“Abolire le case di riposo, combattere l’epidemia della solitudine”

di Arnaldo Casali

“In questo periodo di emergenza sanitaria occorre combattere non solo la malattia, ma anche l’epidemia della solitudine, perché il grande pericolo è che l’epidemia Covid-19 danneggi non solo i polmoni ma anche il cuore, che ci contagi l’idea che stare soli faccia bene: che l’unico modo per salvarsi sia chiudersi in sé stessi e tenere gli altri a distanza”. È l’opinione di Vincenzo Paglia, presidente della Pontificia Accademia per la vita e Gran Cancelliere dell’Istituto Giovanni Paolo II per le scienze del matrimonio e della famiglia, che propone una riflessione sulle crescenti tensioni nelle famiglie e chiede l’abolizione delle case di riposo.

“Il virus non si combatte con più solitudine, come sembra in queste ore. È un tempo che chiede di cercare un senso, perché solo apparentemente un senso non ce l’ha. Si potrebbe dire: tempo di strade vuote ma di vita piena”. Le statistiche dicono che con il coprifuoco sono crollate le rapine e i furti nelle case, ma sono aumentate le violenze in famiglia. “I dati ci rivelano, purtroppo, che separazioni e divorzi presentano un picco di crescita dopo le vacanze estive e quelle di Natale: vivere insieme porta troppe volte a scontrarsi e una discussione, anziché diventare un’occasione di crescita e di chiarimento, finisce per trasformarsi in una scintilla che fa scoppiare guerre latenti, recriminazioni e troppo spesso violenze contro i più deboli e le donne. In un momento in cui la forzata convivenza aumenta le tensioni familiari ci vuole un di più di immedesimazione nell’altro, di comprensione e, se possibile, un po’ più di fantasia e di creatività, che fanno parte dell’amore, ma che forse avevamo dimenticato”. Fermo restando che “una famiglia non nasce per stare sola chiusa in casa”.

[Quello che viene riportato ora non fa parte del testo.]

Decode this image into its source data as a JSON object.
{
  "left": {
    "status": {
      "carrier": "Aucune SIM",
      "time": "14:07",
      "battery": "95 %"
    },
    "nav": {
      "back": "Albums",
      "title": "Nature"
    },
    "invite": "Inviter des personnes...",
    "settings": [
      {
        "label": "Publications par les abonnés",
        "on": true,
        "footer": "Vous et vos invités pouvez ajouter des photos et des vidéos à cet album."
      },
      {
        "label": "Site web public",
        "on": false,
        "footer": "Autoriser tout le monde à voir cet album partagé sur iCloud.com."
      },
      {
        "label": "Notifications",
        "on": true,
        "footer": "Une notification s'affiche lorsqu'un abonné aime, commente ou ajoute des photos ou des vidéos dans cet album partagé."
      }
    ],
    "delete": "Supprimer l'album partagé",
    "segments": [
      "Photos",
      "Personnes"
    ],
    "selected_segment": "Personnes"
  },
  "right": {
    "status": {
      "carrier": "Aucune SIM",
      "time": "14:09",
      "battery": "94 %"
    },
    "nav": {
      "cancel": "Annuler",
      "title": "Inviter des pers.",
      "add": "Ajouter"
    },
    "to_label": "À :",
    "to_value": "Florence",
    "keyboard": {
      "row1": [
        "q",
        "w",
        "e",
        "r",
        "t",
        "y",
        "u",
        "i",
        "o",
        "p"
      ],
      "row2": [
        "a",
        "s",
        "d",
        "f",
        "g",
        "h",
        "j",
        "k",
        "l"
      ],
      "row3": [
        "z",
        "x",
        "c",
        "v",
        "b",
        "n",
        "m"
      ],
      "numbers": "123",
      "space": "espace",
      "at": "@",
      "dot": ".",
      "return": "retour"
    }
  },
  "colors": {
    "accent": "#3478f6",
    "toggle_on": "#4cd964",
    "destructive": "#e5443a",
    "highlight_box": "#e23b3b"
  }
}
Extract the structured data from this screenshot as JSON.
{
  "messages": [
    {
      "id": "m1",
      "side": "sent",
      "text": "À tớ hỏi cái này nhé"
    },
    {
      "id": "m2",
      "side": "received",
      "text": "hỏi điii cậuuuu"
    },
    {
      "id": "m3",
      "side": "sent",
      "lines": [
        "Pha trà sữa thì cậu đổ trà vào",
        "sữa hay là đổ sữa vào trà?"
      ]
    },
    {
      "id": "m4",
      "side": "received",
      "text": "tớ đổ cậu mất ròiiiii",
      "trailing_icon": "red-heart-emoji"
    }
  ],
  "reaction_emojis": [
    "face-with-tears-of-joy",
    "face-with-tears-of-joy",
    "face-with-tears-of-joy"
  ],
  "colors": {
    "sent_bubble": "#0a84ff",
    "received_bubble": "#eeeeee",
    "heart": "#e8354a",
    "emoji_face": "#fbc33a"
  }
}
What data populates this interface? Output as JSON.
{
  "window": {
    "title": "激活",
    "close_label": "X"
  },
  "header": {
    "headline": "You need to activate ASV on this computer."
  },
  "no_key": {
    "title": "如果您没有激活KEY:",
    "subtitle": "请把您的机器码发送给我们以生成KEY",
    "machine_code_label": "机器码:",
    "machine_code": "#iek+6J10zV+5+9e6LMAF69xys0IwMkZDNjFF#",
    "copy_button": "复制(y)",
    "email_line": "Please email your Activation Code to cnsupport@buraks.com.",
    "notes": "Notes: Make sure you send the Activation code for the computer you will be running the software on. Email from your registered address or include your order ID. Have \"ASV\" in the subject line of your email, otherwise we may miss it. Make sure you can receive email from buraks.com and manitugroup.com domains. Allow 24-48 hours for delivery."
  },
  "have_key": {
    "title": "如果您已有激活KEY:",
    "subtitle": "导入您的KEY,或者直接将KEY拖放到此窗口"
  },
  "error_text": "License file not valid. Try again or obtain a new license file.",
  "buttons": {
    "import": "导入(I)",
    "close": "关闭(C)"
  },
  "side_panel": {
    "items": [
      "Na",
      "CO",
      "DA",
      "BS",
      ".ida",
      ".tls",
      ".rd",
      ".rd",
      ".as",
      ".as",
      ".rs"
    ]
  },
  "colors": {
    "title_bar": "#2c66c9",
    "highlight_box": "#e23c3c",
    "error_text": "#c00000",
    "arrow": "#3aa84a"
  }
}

“La solitudine e l’isolamento non sono per l’uomo e possono provocare anche un abbassamento delle difese immunitarie”. “Ma questo tempo in cui le strade sono vuote e le case affollate – aggiunge l’arcivescovo – è una opportunità: sta però a tutti noi coglierla. Stiamo più vicini a mogli, mariti, figli, ma in questo modo vediamo anche di più i difetti e le scintille sono più probabili se l’aria è compressa. Bisogna fare attenzione e cercare di scorgere in chi ci sta accanto quel talento, quel valore e quel perché della sua presenza proprio qui, accanto a me, in questo tempo misterioso”.

“Questi giorni sono nelle nostre mani – aggiunge l’arcivescovo – Le nostre relazioni famigliari potranno trarne un beneficio o potrebbero uscirne più tese, più difficili. È un tempo, questo, opportuno per riscoprire la forza delle relazioni. Così iniziamo a costruire fin da adesso il futuro che ci attende”. All’indomani dello scandalo esploso al Pio Albergo Trivulzio di Milano, dove sono morti oltre 100 anziani, monsignor Paglia chiede anche di ripensare l’istituto stesso della casa di riposo, nell’ottica di una graduale scomparsa. “Già la definizione è fuorviante: non sono case di riposo ma case di fatica, dove spesso vivere è duro e pesante. Come attendiamo con ansia che scenda la curva del contagio, così dovremmo lavorare perché questi luoghi non esitano più e gli anziani stiano il più possibile a casa loro. Si dovrà lavorare per valorizzare delle convivenze tra anziani, il co-housing e le esperienze di piccole case-famiglia, così come si dovranno sostenere le famiglie perché siano aiutate a mantenere a casa i nostri nonni e i nostri genitori”.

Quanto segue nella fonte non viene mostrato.